Transnet rakes in over R32bn in earnings for H1

Siyabonga Gama

Despite the impact of a sharp downturn in global and domestic economic activity, Transnet grew revenue by 6.4% to R32.2 billion during the six months ended 30 September.

This was driven by growth in export iron ore and Containers and Automotive Business volumes (CAB), said acting group chief executive, Siyabonga Gama, during the parastatal’s interim results announcement for the first half of the 2015/2016 financial year earlier today (Thursday).

Export iron ore volumes increased 7.5% to 30 million tonnes (mt) from 27.9 mt, while the container and automotive business increased volumes by 4.2% to 7.5mt.  Gama pointed out that the rise in revenue was also driven by higher volumes at ports, particularly in the bulk and break-bulk sectors, which increased by 11.8% to 50.3mt.
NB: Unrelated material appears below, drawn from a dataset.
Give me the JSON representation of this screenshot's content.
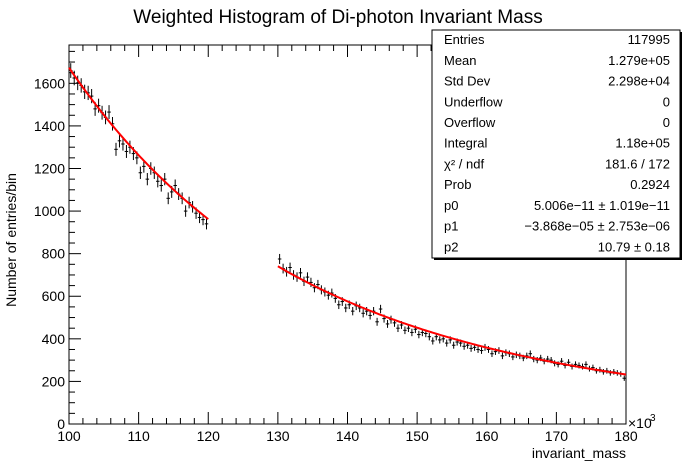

Automotive volumes increased by 23% to 389 203 units, while container volumes at Transnet Port Terminals rose 2.3% to 2 341 711 twenty foot equivalent units (TEUs).

Transnet Pipelines increased petroleum volumes by 6% to 8 940 billion litres due to higher crude oil transported as refineries boosted inland production to ensure security of supply.

According to Gama, operational performance at ports also increased with average moves per ship working hour (SWH) – an internationally recognised measure of terminal productivity – recorded “significant gains” as management focused on turning vessels around quicker.

“The Ngqura Container Terminal led in the productivity stakes with a jump from an average 42 moves to 62, Durban’s Pier 1 increased from 47 to 50 moves, while Pier 2 improved from 59 to 62,” said Gama.

Railway lines slump

Gama noted that Transnet Freight Rail (TFR) bore the full impact of muted global economic activity on several of its lines, including export coal, which declined by 3% to 3.4mt as mines reduced demand for trains.

“The biggest decline was in steel and cement, also on the back of lower commodity prices Manganese, minerals and chrome volumes were flat,” he said, adding that to mitigate the impact of declining volumes on revenue, TFR prioritised high-yield commodities.